Yes, that's pretty much what they're doing.
This is a problem that I first saw raised in a shadowrun sourcebook (and yes, I really am a biologist, but that's still the first place I saw it mentioned): you can't grow an organ in isolation. It just doesn't work that way.
Before I even start, let me suggest some background reading:
why transplants are rejected and what genes actually are and a random example of what alternative technologies exist.
Both of the first two are good introductions for an intelligent layman, although they include a lot of info tangential to this discussion.
Finally, scads more info on the general state of this sort of research in japan, if that's what interests people, can be found here.
So, you can do one of several things if you want to produce organs for use in humans:
1) You can grow up an entire human (possibly with the gray matter destroyed, in order to be "humane") and then harvest it for the organs you want. This is the route of choice in the awful future of Shadowrun.
2) You can try and grow an organ in isolation in some kind of synthetic nutrient bath. Long story short: only works for skin or bone, move along.

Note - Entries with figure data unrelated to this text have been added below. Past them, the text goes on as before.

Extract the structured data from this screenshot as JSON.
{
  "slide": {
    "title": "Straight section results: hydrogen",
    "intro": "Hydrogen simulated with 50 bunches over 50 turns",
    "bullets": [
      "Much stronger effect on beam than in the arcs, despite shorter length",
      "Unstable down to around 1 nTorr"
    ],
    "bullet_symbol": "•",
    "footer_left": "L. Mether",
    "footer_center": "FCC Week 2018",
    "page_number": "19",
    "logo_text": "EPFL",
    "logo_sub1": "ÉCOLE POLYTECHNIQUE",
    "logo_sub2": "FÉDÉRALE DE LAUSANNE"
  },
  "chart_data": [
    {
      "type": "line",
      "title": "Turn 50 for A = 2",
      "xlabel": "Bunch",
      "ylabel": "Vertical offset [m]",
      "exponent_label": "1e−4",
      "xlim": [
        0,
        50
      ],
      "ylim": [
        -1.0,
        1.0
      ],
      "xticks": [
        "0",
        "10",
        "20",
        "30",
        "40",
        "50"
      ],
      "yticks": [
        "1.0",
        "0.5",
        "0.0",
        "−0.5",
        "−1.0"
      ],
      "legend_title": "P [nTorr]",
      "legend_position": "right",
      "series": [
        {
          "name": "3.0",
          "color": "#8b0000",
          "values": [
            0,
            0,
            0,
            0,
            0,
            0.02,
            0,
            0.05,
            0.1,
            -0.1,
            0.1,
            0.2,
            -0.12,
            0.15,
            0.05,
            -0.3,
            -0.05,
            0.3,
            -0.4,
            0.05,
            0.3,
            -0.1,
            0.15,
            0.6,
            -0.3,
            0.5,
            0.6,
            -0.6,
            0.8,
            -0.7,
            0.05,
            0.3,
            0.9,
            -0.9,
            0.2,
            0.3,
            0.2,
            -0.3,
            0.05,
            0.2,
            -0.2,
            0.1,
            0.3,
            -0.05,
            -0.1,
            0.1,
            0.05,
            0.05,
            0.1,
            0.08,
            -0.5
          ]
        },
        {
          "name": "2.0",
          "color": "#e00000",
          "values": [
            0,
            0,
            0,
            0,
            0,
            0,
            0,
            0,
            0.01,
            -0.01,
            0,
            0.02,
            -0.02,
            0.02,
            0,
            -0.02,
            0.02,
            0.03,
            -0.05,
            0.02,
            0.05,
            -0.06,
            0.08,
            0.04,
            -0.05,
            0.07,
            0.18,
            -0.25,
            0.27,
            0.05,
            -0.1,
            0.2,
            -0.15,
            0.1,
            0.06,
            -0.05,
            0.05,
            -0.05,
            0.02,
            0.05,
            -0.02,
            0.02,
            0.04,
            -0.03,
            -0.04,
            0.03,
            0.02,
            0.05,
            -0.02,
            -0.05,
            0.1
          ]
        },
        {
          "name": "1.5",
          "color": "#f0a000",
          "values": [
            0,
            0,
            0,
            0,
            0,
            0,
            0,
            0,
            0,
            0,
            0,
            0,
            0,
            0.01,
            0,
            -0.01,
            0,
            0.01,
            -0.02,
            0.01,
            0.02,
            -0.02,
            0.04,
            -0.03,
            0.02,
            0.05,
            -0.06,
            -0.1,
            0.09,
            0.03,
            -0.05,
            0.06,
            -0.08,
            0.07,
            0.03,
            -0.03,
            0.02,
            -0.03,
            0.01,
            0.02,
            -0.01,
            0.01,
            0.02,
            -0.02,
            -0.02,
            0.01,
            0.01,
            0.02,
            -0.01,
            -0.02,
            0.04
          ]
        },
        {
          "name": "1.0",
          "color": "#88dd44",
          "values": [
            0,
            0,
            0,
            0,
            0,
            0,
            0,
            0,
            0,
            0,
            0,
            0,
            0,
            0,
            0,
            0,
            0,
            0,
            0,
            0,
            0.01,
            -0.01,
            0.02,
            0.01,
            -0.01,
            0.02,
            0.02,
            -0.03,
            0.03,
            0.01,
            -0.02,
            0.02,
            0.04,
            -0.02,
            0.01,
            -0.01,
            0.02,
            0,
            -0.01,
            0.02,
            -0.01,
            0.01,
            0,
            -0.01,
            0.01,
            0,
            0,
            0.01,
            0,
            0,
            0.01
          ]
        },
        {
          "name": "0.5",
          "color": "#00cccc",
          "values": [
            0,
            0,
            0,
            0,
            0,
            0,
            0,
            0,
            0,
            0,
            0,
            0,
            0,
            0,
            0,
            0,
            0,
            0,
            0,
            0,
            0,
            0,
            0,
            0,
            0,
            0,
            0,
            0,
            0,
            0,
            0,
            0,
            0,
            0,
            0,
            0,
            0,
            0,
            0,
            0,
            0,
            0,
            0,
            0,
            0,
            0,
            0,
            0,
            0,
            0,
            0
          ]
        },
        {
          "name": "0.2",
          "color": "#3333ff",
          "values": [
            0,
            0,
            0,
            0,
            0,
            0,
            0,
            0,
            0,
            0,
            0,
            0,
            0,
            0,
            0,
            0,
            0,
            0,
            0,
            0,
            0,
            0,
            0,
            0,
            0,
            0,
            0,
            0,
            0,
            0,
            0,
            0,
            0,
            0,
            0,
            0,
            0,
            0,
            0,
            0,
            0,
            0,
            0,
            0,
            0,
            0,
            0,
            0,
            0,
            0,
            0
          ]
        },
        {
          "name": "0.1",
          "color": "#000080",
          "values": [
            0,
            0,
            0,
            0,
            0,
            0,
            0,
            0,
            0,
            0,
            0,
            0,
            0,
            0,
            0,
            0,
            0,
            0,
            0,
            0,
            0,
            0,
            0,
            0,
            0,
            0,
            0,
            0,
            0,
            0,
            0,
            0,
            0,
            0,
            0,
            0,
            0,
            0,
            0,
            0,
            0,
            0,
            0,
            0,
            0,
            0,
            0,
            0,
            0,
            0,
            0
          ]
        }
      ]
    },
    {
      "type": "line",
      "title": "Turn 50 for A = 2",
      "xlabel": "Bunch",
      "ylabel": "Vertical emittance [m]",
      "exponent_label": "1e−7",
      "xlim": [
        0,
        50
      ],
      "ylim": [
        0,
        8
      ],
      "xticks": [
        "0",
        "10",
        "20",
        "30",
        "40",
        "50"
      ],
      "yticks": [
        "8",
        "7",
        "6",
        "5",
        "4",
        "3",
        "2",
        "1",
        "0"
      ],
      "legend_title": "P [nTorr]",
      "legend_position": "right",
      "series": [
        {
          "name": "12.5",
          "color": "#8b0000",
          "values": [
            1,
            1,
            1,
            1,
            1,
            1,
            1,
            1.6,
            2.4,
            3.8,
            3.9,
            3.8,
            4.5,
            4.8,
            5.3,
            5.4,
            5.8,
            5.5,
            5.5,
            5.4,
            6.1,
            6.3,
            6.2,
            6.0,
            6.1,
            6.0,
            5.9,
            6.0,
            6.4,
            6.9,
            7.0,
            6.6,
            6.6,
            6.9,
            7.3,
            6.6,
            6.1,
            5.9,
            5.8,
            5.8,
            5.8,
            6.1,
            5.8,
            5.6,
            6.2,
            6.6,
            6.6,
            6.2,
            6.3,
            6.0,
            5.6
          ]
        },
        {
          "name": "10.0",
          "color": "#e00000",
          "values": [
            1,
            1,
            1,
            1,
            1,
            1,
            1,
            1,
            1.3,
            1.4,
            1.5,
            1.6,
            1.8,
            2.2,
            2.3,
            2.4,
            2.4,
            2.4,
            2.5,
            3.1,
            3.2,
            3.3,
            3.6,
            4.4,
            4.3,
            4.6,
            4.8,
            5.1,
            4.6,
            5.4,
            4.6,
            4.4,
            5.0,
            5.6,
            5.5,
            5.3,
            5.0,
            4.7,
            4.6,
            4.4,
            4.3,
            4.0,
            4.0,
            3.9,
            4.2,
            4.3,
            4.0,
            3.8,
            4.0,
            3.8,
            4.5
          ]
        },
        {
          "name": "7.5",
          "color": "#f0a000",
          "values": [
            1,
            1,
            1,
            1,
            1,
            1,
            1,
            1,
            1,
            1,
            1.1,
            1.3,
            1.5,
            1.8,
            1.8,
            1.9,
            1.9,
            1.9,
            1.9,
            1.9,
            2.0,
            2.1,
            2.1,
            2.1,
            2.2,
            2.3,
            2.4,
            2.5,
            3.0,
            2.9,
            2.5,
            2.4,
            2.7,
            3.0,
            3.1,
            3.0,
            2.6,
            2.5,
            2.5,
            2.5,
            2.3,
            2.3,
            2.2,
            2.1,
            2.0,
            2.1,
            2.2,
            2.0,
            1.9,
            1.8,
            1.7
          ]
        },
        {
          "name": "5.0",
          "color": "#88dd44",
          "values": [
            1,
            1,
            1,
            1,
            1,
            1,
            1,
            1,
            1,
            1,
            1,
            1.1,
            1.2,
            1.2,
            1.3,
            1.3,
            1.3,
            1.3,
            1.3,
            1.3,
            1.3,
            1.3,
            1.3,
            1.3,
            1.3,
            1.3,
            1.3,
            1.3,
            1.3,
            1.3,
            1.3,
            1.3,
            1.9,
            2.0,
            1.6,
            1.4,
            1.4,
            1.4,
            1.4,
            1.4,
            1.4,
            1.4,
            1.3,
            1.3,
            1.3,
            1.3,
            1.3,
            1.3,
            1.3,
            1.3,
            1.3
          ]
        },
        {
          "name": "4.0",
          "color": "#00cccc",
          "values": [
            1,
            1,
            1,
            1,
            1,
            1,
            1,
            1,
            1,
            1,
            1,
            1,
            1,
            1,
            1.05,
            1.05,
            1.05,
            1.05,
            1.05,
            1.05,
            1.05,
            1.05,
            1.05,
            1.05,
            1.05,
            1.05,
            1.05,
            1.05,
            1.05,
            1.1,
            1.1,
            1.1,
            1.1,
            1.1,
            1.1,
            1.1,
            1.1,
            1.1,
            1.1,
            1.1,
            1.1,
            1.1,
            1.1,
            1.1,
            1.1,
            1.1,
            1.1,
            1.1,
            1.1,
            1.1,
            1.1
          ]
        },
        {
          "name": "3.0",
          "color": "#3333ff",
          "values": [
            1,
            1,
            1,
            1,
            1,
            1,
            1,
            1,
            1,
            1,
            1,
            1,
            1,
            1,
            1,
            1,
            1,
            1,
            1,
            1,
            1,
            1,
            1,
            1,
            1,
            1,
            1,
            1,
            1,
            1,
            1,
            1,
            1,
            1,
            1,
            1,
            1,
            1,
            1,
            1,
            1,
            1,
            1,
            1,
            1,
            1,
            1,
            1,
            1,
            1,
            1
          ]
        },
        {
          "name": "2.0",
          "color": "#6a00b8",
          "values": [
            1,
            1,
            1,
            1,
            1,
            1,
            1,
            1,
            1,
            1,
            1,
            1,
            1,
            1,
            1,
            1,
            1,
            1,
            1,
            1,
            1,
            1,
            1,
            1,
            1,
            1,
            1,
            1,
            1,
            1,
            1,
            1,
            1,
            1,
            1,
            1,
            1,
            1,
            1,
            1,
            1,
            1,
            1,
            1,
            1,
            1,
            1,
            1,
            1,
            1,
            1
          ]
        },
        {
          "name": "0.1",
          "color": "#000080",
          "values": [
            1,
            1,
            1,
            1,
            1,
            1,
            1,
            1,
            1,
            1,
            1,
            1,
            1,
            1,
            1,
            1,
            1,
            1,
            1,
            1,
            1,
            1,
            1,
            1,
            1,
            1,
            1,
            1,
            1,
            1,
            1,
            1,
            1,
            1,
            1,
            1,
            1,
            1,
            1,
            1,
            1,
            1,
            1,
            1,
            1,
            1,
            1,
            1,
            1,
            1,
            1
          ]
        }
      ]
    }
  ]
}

3) You can genetically modify an animal so that it has organs that humans won't reject. This animal is "part human" in a more real sense than option 4 (which is what the japanese are proposing) because, basically by definition, it has human DNA in every single cell in it's body, so that the organ you want to donate to a human will produce proteins that cause your recipient to think that it's part of his own body.
4) The Japanese proposition. In order to generate the environment which will cause a single human cell to become a human heart, you implant that cell into a babboon, in such a place and in such a way that it will grow into a heart. In this case, you're basically using the baboon as the "nutrient bath" from option 2. There are a whole host of technical hurdles (of course) but I wholeheartedly agree with the previous poster. This is actually less "bothersome" than option 3, and if there's a chance it will work, go for it.